Five centuries after the Reformation, how do the Lutheran and Catholic churches get along today? What has been achieved by working together since inter-church dialogue between the two began in Australia in the mid–1970s? We asked the dialogue team’s Lutheran and Catholic co-chairs – Rev Dr Stephen Hultgren, from Australian Lutheran College, and Rev Dr Gerard Kelly, of the Catholic Institute of Sydney – for their thoughts.
What has changed in the relationship between the two churches in Australia?
Rev Dr Gerard Kelly: The major change has been that we have moved from a situation of suspicion and hostility to one of friendliness. Rather than focus on what divides us, we are now more aware of what unites us.

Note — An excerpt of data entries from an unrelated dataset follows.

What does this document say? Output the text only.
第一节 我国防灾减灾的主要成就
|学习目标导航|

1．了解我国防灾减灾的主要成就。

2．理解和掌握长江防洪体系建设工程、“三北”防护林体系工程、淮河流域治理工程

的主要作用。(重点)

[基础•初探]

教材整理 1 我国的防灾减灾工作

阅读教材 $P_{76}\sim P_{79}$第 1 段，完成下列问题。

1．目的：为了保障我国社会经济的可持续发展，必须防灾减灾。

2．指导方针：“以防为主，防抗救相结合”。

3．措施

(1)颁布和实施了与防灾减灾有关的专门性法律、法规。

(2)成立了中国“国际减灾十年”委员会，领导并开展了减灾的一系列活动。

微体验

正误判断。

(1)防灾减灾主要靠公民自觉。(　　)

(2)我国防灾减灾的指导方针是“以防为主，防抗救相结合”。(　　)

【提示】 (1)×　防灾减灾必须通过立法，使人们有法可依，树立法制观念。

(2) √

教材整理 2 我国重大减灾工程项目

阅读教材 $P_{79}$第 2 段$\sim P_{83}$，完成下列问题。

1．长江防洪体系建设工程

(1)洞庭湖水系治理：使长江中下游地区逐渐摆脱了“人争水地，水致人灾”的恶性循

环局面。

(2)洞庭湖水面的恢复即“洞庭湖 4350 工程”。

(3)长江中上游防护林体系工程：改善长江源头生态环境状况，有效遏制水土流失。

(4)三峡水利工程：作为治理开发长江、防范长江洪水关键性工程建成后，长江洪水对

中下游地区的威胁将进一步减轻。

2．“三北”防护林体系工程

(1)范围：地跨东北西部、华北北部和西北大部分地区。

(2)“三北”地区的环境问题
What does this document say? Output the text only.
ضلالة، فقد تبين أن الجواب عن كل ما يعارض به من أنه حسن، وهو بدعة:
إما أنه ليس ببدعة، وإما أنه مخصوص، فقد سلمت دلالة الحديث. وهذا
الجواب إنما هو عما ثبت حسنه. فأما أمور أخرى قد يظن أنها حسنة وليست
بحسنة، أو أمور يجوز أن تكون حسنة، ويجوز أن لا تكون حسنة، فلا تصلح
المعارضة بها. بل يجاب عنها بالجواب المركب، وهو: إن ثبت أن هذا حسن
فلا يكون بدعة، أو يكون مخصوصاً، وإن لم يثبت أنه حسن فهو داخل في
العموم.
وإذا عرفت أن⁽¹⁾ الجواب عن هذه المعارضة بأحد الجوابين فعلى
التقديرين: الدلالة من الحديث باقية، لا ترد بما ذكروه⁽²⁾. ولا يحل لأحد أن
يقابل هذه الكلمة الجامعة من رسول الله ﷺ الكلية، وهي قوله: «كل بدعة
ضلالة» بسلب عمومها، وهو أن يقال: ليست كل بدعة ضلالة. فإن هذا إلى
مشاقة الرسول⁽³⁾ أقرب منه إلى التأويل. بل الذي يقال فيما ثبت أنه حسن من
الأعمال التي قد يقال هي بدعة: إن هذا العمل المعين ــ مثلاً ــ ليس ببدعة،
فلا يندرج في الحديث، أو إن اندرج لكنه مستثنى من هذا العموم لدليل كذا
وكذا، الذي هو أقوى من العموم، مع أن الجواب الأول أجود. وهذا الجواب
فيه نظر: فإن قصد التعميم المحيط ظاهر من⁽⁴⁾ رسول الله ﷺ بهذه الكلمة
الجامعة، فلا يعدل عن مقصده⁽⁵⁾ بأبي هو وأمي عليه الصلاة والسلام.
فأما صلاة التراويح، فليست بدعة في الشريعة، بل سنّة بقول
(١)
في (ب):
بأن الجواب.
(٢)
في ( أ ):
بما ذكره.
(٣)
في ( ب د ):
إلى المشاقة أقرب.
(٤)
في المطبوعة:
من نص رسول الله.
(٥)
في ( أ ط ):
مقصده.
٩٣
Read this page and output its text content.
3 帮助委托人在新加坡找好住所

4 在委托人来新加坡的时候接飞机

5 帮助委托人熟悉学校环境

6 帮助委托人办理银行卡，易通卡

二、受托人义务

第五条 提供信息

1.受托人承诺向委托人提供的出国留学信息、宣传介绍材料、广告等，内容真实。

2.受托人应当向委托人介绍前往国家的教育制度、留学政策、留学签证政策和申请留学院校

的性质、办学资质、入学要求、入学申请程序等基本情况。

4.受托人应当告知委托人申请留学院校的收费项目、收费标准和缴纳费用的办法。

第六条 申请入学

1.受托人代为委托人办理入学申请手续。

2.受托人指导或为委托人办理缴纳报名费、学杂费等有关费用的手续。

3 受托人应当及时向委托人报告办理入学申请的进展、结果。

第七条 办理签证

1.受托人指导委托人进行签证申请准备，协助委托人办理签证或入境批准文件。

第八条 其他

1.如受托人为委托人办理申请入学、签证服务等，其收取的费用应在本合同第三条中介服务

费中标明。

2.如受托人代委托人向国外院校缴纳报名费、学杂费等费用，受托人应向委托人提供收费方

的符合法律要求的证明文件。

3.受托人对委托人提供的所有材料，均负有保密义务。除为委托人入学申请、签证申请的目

This becomes the starting point for engagement with each other.
There is much more contact than previously between members of our churches at all levels. There is a greater sense of trust of each other and a willingness to work together in addressing significant social issues. Our two churches have also grown in mutual understanding.
What have been the major achievements since dialogue began?
Rev Dr Stephen Hultgren: The dialogue has covered a number of important topics, including baptism, Eucharist (the Lord’s supper), the ministry, the church, justification, the ministry of oversight (bishops), Scripture and tradition, and the papacy (Petrine ministry).
Undoubtedly the most noteworthy milestone in the dialogue has been on the topic of justification. The Common Statement on Justification in 1999 stated: ‘Lutherans and Roman Catholics together see justification as God’s free and saving action in Christ whereby our sin is forgiven and we are both declared and made righteous. Together we confess that it is solely by grace and through faith that we are justified and not through our own merits. Together we say that justification cannot be separated from regeneration, sanctification, and the renewal of our hearts by the Holy Spirit. Together we affirm that justification, or salvation in Christ, is central and normative to our Christian faith’. This statement barely preceded the 1999 signing of the Joint Declaration on the Doctrine of Justification by the Lutheran World Federation and the Roman Catholic Church.
Ecumenical dialogue takes hard work, patience, and a spirit of goodwill towards the dialogue partner. The dialogue in Australia has borne good fruit, and we pray for God’s continued blessing on this endeavour, so that, as Jesus prayed, his followers might be one (John 17:21).
GK: The body of work produced by the dialogue is a remarkable achievement. Matters that were at the heart of the division of the 16th century are now seen in a different light. Sometimes we have cleared up misunderstandings. But more importantly, we recognise that both our churches have continued the process of reform and renewal, and this means that we address those divisive questions in a new way.
A further achievement is that the dialogue has not simply remained the preserve of a small group of theologians. The results have been slowly filtering down into church life more broadly. For example, I as a Catholic have a much deeper appreciation of the doctrine of justification and have become more aware of the place it has in my own church.
At another level, the results of the dialogue have also been able to play a role in helping our respective churches make decisions about the internal life of the church. This is what people today call ‘receptive ecumenism’ – we learn from each other.
There is one other achievement I should mention: we are now able to be frank with each when the relationship between our churches runs into difficulties. This is possible because there are genuine friendships among us.